Ibnu Abbas rodhiyalloohu ‘anhu ketika berusaha menyingkap kesesatan para pengikut khowarij, maka beliau menerangkan ilmu untuk menyingkap syubhat-syubhat yang dimiliki oleh Khowarij itu.

Beliau bukan malah menyuruh para khowarij itu untuk sholat istikhoroh saja, untuk meminta petunjuk apakah tetap berperang dan mengkafirkan ‘Ali bin Abi tholib. Ataukah bertaubat dan bergabung kembali ke pasukan ‘Ali bin Abi Tholib rodhiyalloohu ‘anhu.

Syubhat Khowarij juga tidak kalah hebat dibandingkan syubhat Ibu Marwah Daud Ibrahim dan khowariqul ‘Adah (kemampuan luar biasa) Kanjeng Dimas. Mereka juga pakai ayat-ayat Al-Qur’an juga.

Akan tetapi Ibnu Abbas tidak malah menyuruh mereka untuk istikhoroh saja, namun menerangkan ilmu untuk menyingkap syubhat-syubhat yang dimiliki oleh mereka.

****
Alhamdulillah, semoga setelah kita terangkan syubhat dua buah argumentasi bu Marwah Daud Ibrahim itu, maka hal ini jadi terang bagi kita.

Mungkin ada yang bertanya,

“Kenapa antum tidak menerangkan masalah Karomah dan Wali Allah, yang biasanya sering digunakan oleh dukun yang mengaku ustadz?”

Jawabnya sederhana, yakni karena :

– Karomah itu tidak selalu berupa khowariqul ‘Adah (kemampuan luar biasa)

– Karomah itu hanya didapatkan oleh orang yang melazimkan diri mengikuti syariat dan sunnah, serta menjauhkan diri dari hal-hal yang diada-adakan atau kebid’ahan.

Karena syariat Islam ini sudah sempurna, sebagaimana yang Allah firmankan dalam QS. Al-Maidah ayat 3.

Bukan didapatkan kepada orang-orang yang mengaku-aku atau diaku-aku wali Allah. Karena pada hakikatnya yang tahu siapa Wali Allah itu hanya Allah sendiri.

Rasulullah sendiri tidak pernah menyebut atau mendeklarasikan salah seorang sahabatnya, mempunyai kedudukan sebagai wali Allah.

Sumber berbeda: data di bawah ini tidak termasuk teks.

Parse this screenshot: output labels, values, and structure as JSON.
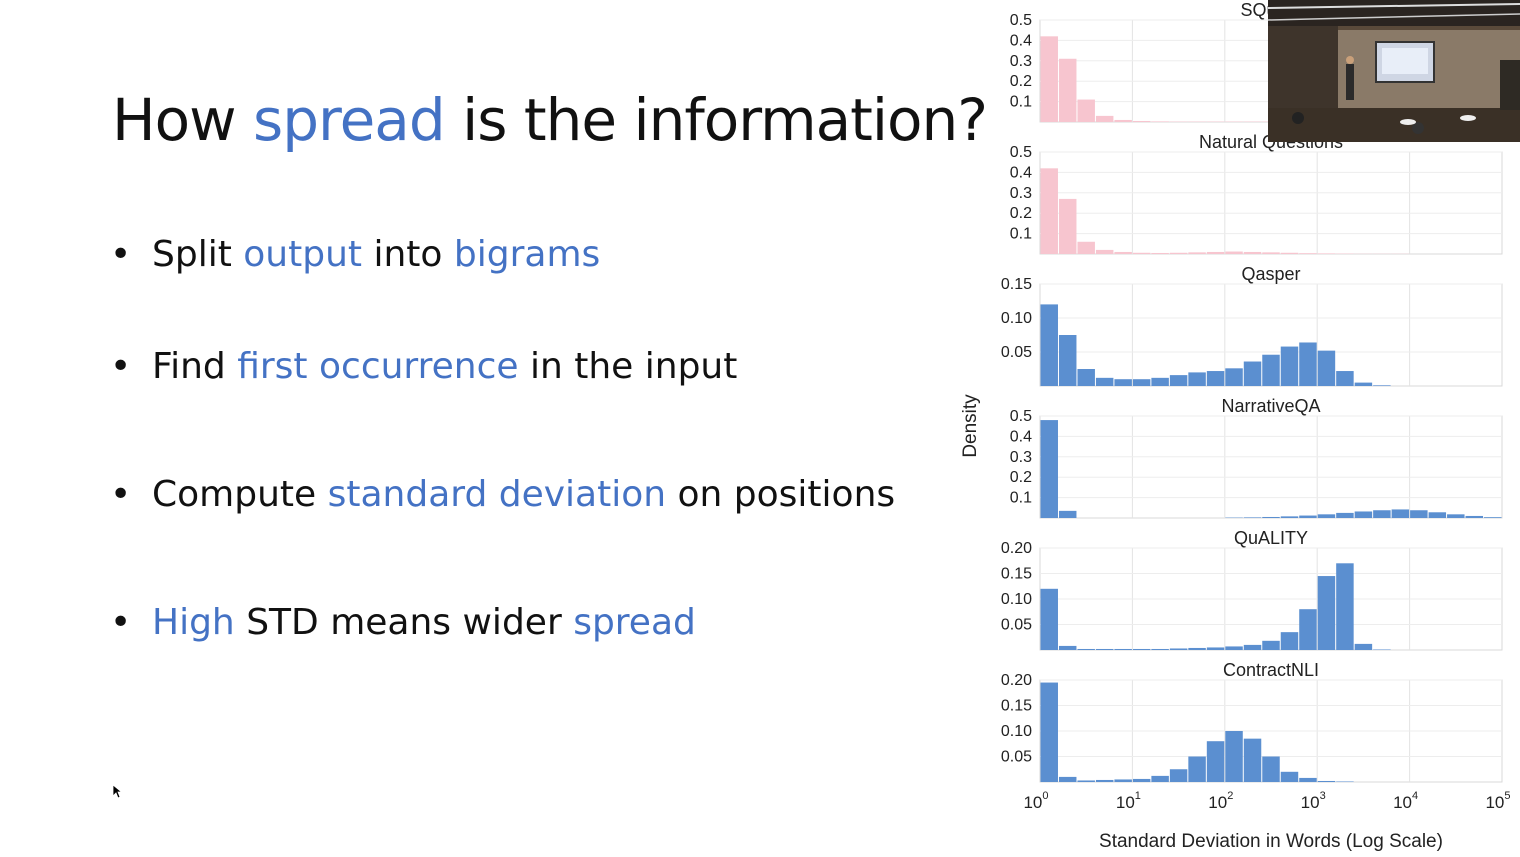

– Karomah itu datang sendiri sekali waktu saja, tidak bisa diulang-ulang, dan juga tidak bisa dipelajari ataupun diajarkan.

Adapun Ibu Marwah Daud Ibrahim dengan berdasarkan syubhat-nya mengaku bisa dipelajari, dengan berdasarkan kalimat “عِلْمٌ مِنَ الْكِتَابِ “ (Ilmu yang berasal dari al-Kitab).

Maka jelas ini bukan karomah, dan ini juga bukan wali Allah.

Jadi ya cukup kami jelaskan saja kesalahan-kesalahan beliau dalam memahami ayat tersebut, sebagaimana yang Ibnu Abbas lakukan terhadap kesesatan syubhat kelompok khawarij dalam memahami ayat.

****
Semoga tulisan ini bermanfaat bagi kita semua.